“One night I went down to the Battery and sat on the sea wall there for hours looking at the water smashing away at the rocks. It was moonlight and almost bright enough to read a paper. I had enough to think of while I was sitting there and I thought it, too. I know what it is to have a whirring sound in your brain, for I had it then. I was trying to get up enough courage to throw myself overboard, for I really wanted to die. I had seen all of life and of men that I wanted and had enough. I had been driven by a man from the place where I lived to the jumping-off spot as coldly, and calmly, and deliberately as a drover would direct the course of a steer to the abattoir. He had made living impossible for me.

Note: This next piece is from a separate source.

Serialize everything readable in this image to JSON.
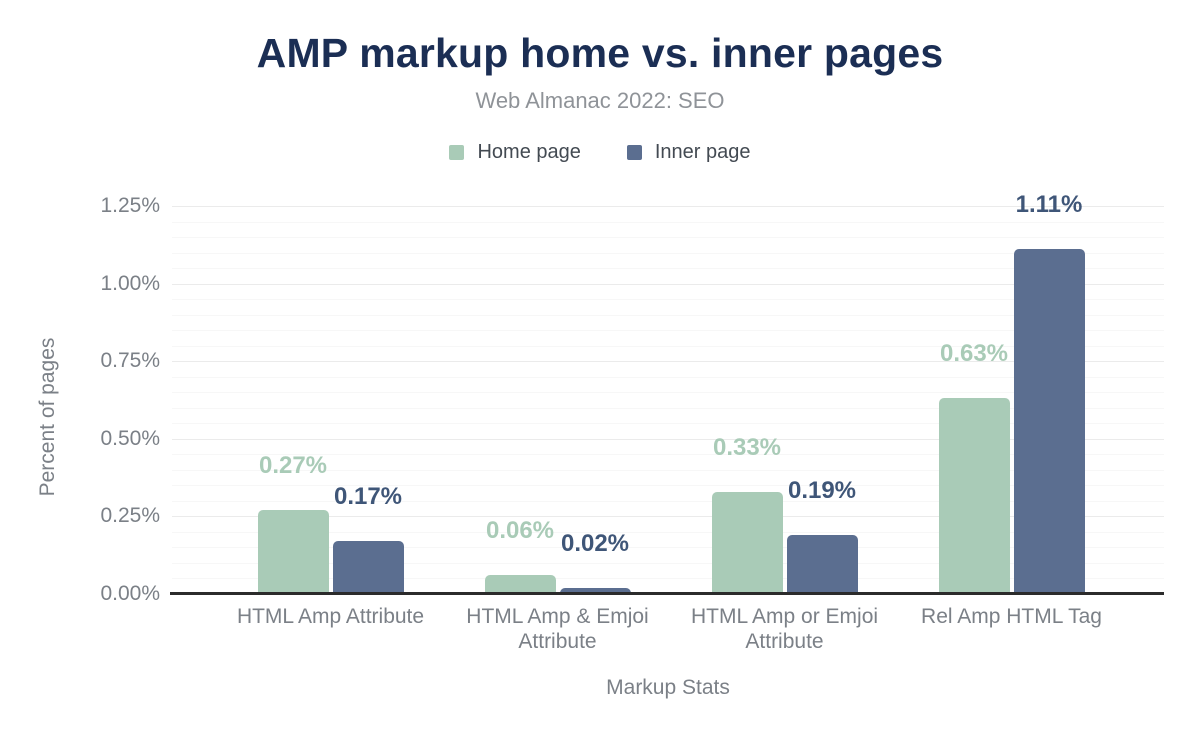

“Those noises in my head had reached that stage where they were like the sound of the L road trains going past your windows at night when you’re trying to sleep, but the stronger they grew the less they annoyed me, and the idea came to me that if I wished hard enough death would come very easy.
“You know that old act of mine where I used to imitate a woman who had gone insane from grief at being abandoned by her lover? You know what a hit it always made. Well, it’s nothing like the real thing. Heart-breaking grief in its highest form is quiet. It doesn’t want the limelight or stage center, but a dark corner and seclusion. It wants to be left alone.

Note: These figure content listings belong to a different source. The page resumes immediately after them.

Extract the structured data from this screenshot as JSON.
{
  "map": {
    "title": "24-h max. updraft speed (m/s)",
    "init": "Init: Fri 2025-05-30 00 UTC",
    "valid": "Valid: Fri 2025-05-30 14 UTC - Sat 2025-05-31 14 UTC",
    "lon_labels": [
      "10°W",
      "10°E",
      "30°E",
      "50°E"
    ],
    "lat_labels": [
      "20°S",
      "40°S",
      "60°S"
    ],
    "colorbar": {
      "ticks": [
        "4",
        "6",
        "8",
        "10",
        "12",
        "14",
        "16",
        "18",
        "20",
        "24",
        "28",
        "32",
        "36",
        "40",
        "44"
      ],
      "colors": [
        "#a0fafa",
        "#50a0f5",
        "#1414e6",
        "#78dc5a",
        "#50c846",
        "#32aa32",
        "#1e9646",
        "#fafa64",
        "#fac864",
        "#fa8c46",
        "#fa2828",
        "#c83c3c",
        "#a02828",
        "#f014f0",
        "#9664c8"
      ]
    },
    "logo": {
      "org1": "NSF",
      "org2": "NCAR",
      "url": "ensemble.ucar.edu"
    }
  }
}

“The next thing I remember was someone saying to me ‘Come out of here; what are you trying to do—drown yourself?’
“And there I was in the water up to my waist with a policeman holding me by the arm. He turned me around so that I faced the wall again and we walked back to where he helped me up. Then he took me, all dripping and so cold that I had no feeling at all, to the station house, where I was charged, under a most absurd law, with attempted suicide. They were humane enough to send for an ambulance and I was taken to the hospital and fixed up so I could appear in court the next morning. The man was there—the man with his sneering smile and his air of well-fed comfort. He had come down to look me over. He probably wanted to see the girl who had refused nearly everything that money could get, simply because she was not for sale and couldn’t be bought like a new scarf or a hat of the latest mode. He also wanted to parade his prosperity before my misery, probably that before anything else. Even he must have pitied me because of my position, and he edged over to where I was and whispered:
“‘It isn’t too late yet, and I want to help you.’

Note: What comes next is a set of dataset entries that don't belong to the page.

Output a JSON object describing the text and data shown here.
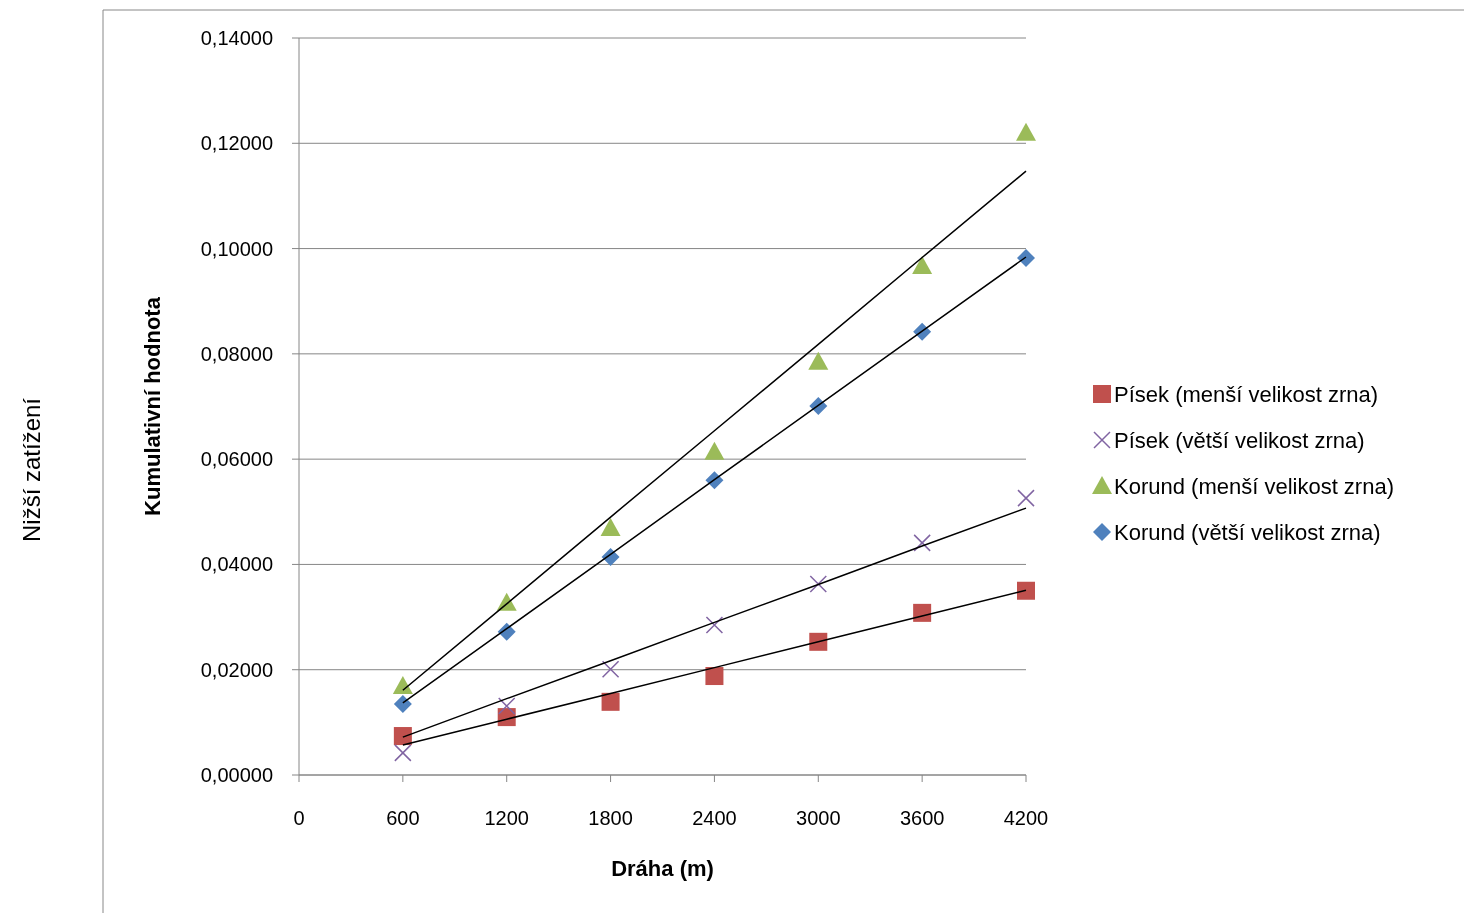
{
  "chart_data": {
    "type": "scatter",
    "xlabel": "Dráha (m)",
    "ylabel": "Kumulativní hodnota",
    "annotations": [
      "Nižší zatížení"
    ],
    "xlim": [
      0,
      4200
    ],
    "xticks": [
      0,
      600,
      1200,
      1800,
      2400,
      3000,
      3600,
      4200
    ],
    "ylim": [
      0,
      0.14
    ],
    "yticks": [
      {
        "value": 0,
        "label": "0,00000"
      },
      {
        "value": 0.02,
        "label": "0,02000"
      },
      {
        "value": 0.04,
        "label": "0,04000"
      },
      {
        "value": 0.06,
        "label": "0,06000"
      },
      {
        "value": 0.08,
        "label": "0,08000"
      },
      {
        "value": 0.1,
        "label": "0,10000"
      },
      {
        "value": 0.12,
        "label": "0,12000"
      },
      {
        "value": 0.14,
        "label": "0,14000"
      }
    ],
    "grid": "y",
    "legend": "right",
    "x": [
      600,
      1200,
      1800,
      2400,
      3000,
      3600,
      4200
    ],
    "series": [
      {
        "name": "Písek (menší velikost zrna)",
        "color": "#c0504d",
        "marker": "square",
        "values": [
          0.0074,
          0.011,
          0.0139,
          0.0188,
          0.0253,
          0.0308,
          0.035
        ]
      },
      {
        "name": "Písek (větší velikost zrna)",
        "color": "#8064a2",
        "marker": "cross",
        "values": [
          0.0042,
          0.0131,
          0.0201,
          0.0285,
          0.0363,
          0.0441,
          0.0526
        ]
      },
      {
        "name": "Korund (menší velikost zrna)",
        "color": "#9bbb59",
        "marker": "triangle",
        "values": [
          0.0169,
          0.0327,
          0.0469,
          0.0614,
          0.0785,
          0.0967,
          0.122
        ]
      },
      {
        "name": "Korund (větší velikost zrna)",
        "color": "#4f81bd",
        "marker": "diamond",
        "values": [
          0.0135,
          0.0272,
          0.0414,
          0.056,
          0.0701,
          0.0842,
          0.0982
        ]
      },
      {
        "type": "line",
        "color": "#000000",
        "marker": "none",
        "values": [
          0.0057,
          0.0106,
          0.0155,
          0.0204,
          0.0253,
          0.0302,
          0.0351
        ]
      },
      {
        "type": "line",
        "color": "#000000",
        "marker": "none",
        "values": [
          0.0072,
          0.0145,
          0.0217,
          0.029,
          0.0362,
          0.0435,
          0.0507
        ]
      },
      {
        "type": "line",
        "color": "#000000",
        "marker": "none",
        "values": [
          0.0161,
          0.0325,
          0.049,
          0.0654,
          0.0818,
          0.0983,
          0.1147
        ]
      },
      {
        "type": "line",
        "color": "#000000",
        "marker": "none",
        "values": [
          0.0137,
          0.0278,
          0.0419,
          0.0561,
          0.0702,
          0.0843,
          0.0984
        ]
      }
    ]
  }
}
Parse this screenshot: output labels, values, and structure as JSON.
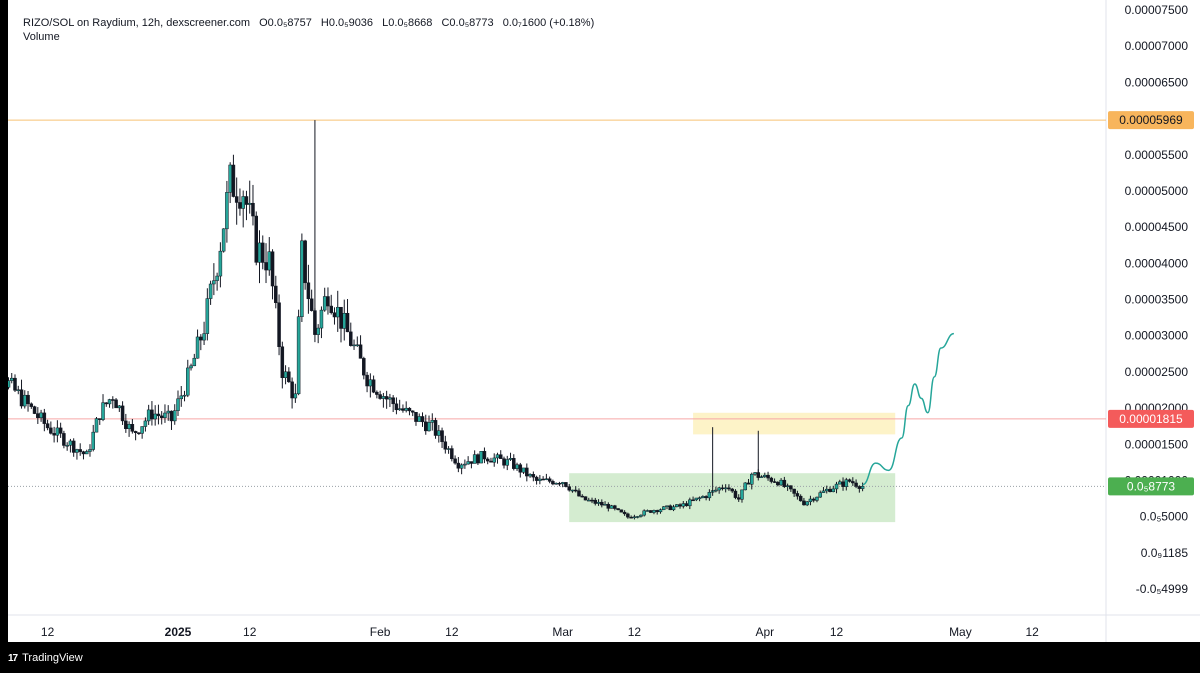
{
  "header": {
    "symbol": "RIZO/SOL on Raydium, 12h, dexscreener.com",
    "open": "O0.0₅8757",
    "high": "H0.0₅9036",
    "low": "L0.0₅8668",
    "close": "C0.0₅8773",
    "change": "0.0₇1600 (+0.18%)",
    "volume_label": "Volume"
  },
  "footer": {
    "logo_text": "TradingView",
    "logo_icon": "tradingview-logo-icon"
  },
  "colors": {
    "up": "#26a69a",
    "candle_body_down": "#131722",
    "candle_body_up": "#ffffff",
    "orange_line": "#f7c274",
    "orange_tag": "#f8b55c",
    "red_line": "#f7a6a6",
    "red_tag": "#f45b5b",
    "green_tag": "#4caf50",
    "green_box": "#d4ecd0",
    "yellow_box": "#fdf3c8",
    "projection": "#26a69a"
  },
  "chart_data": {
    "type": "candlestick",
    "title": "RIZO/SOL on Raydium, 12h, dexscreener.com",
    "y_axis_ticks": [
      "0.00007500",
      "0.00007000",
      "0.00006500",
      "0.00006000",
      "0.00005500",
      "0.00005000",
      "0.00004500",
      "0.00004000",
      "0.00003500",
      "0.00003000",
      "0.00002500",
      "0.00002000",
      "0.00001500",
      "0.00001000",
      "0.0₅5000",
      "0.0₉1185",
      "-0.0₅4999"
    ],
    "x_axis_ticks": [
      "12",
      "2025",
      "12",
      "Feb",
      "12",
      "Mar",
      "12",
      "Apr",
      "12",
      "May",
      "12"
    ],
    "ylim": [
      -5.4999e-06,
      7.5e-05
    ],
    "horizontal_lines": [
      {
        "label": "0.00005969",
        "value": 5.969e-05,
        "color": "orange"
      },
      {
        "label": "0.00001815",
        "value": 1.815e-05,
        "color": "red"
      },
      {
        "label": "0.0₅8773",
        "value": 8.773e-06,
        "color": "green",
        "style": "dotted"
      }
    ],
    "zones": [
      {
        "name": "accumulation-range",
        "color": "green",
        "from": 3.8e-06,
        "to": 1.06e-05,
        "x_start": "2025-03-02",
        "x_end": "2025-04-21"
      },
      {
        "name": "resistance-zone",
        "color": "yellow",
        "from": 1.6e-05,
        "to": 1.9e-05,
        "x_start": "2025-03-21",
        "x_end": "2025-04-21"
      }
    ],
    "series": [
      {
        "type": "close_path",
        "points": [
          [
            "2024-12-01",
            2.75e-05
          ],
          [
            "2024-12-03",
            2.55e-05
          ],
          [
            "2024-12-06",
            2.3e-05
          ],
          [
            "2024-12-09",
            2e-05
          ],
          [
            "2024-12-12",
            1.7e-05
          ],
          [
            "2024-12-15",
            1.5e-05
          ],
          [
            "2024-12-18",
            1.3e-05
          ],
          [
            "2024-12-20",
            1.9e-05
          ],
          [
            "2024-12-22",
            2.15e-05
          ],
          [
            "2024-12-25",
            1.6e-05
          ],
          [
            "2024-12-28",
            1.9e-05
          ],
          [
            "2024-12-31",
            1.8e-05
          ],
          [
            "2025-01-03",
            2.5e-05
          ],
          [
            "2025-01-05",
            3.1e-05
          ],
          [
            "2025-01-07",
            4e-05
          ],
          [
            "2025-01-09",
            5.1e-05
          ],
          [
            "2025-01-11",
            5e-05
          ],
          [
            "2025-01-13",
            4.2e-05
          ],
          [
            "2025-01-15",
            4e-05
          ],
          [
            "2025-01-17",
            2.5e-05
          ],
          [
            "2025-01-19",
            2.1e-05
          ],
          [
            "2025-01-20",
            4.1e-05
          ],
          [
            "2025-01-22",
            3e-05
          ],
          [
            "2025-01-24",
            3.6e-05
          ],
          [
            "2025-01-27",
            3e-05
          ],
          [
            "2025-01-30",
            2.4e-05
          ],
          [
            "2025-02-02",
            2.1e-05
          ],
          [
            "2025-02-05",
            1.9e-05
          ],
          [
            "2025-02-09",
            1.7e-05
          ],
          [
            "2025-02-13",
            1.2e-05
          ],
          [
            "2025-02-17",
            1.3e-05
          ],
          [
            "2025-02-21",
            1.2e-05
          ],
          [
            "2025-02-25",
            9.5e-06
          ],
          [
            "2025-03-01",
            9.5e-06
          ],
          [
            "2025-03-04",
            7e-06
          ],
          [
            "2025-03-08",
            6e-06
          ],
          [
            "2025-03-11",
            4.5e-06
          ],
          [
            "2025-03-15",
            5.5e-06
          ],
          [
            "2025-03-19",
            6e-06
          ],
          [
            "2025-03-23",
            7.5e-06
          ],
          [
            "2025-03-26",
            9e-06
          ],
          [
            "2025-03-28",
            7e-06
          ],
          [
            "2025-03-30",
            1.05e-05
          ],
          [
            "2025-04-03",
            9.5e-06
          ],
          [
            "2025-04-07",
            6.5e-06
          ],
          [
            "2025-04-11",
            8.5e-06
          ],
          [
            "2025-04-14",
            9.5e-06
          ],
          [
            "2025-04-16",
            8.8e-06
          ]
        ]
      }
    ],
    "spikes": [
      {
        "x": "2025-01-22",
        "high": 5.969e-05
      },
      {
        "x": "2025-03-24",
        "high": 1.7e-05
      },
      {
        "x": "2025-03-31",
        "high": 1.65e-05
      }
    ],
    "projection": {
      "points": [
        [
          "2025-04-16",
          9e-06
        ],
        [
          "2025-04-18",
          1.2e-05
        ],
        [
          "2025-04-20",
          1.1e-05
        ],
        [
          "2025-04-22",
          1.55e-05
        ],
        [
          "2025-04-23",
          2e-05
        ],
        [
          "2025-04-24",
          2.3e-05
        ],
        [
          "2025-04-25",
          2.1e-05
        ],
        [
          "2025-04-26",
          1.9e-05
        ],
        [
          "2025-04-27",
          2.4e-05
        ],
        [
          "2025-04-28",
          2.8e-05
        ],
        [
          "2025-04-30",
          3e-05
        ]
      ]
    }
  }
}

“‘You mean that you want to get me out of here?’ I asked.
“‘Yes,’ he said eagerly, ‘I want to get you out.’
“‘Well, if I were you,’ I told him, ‘I wouldn’t take any chances because if I get out of here and you ever speak to me again I will do the very best I can to kill you.’
“He shrank back as if he had been stung, and so great was his terror that I almost laughed at him. Then he turned and walked away.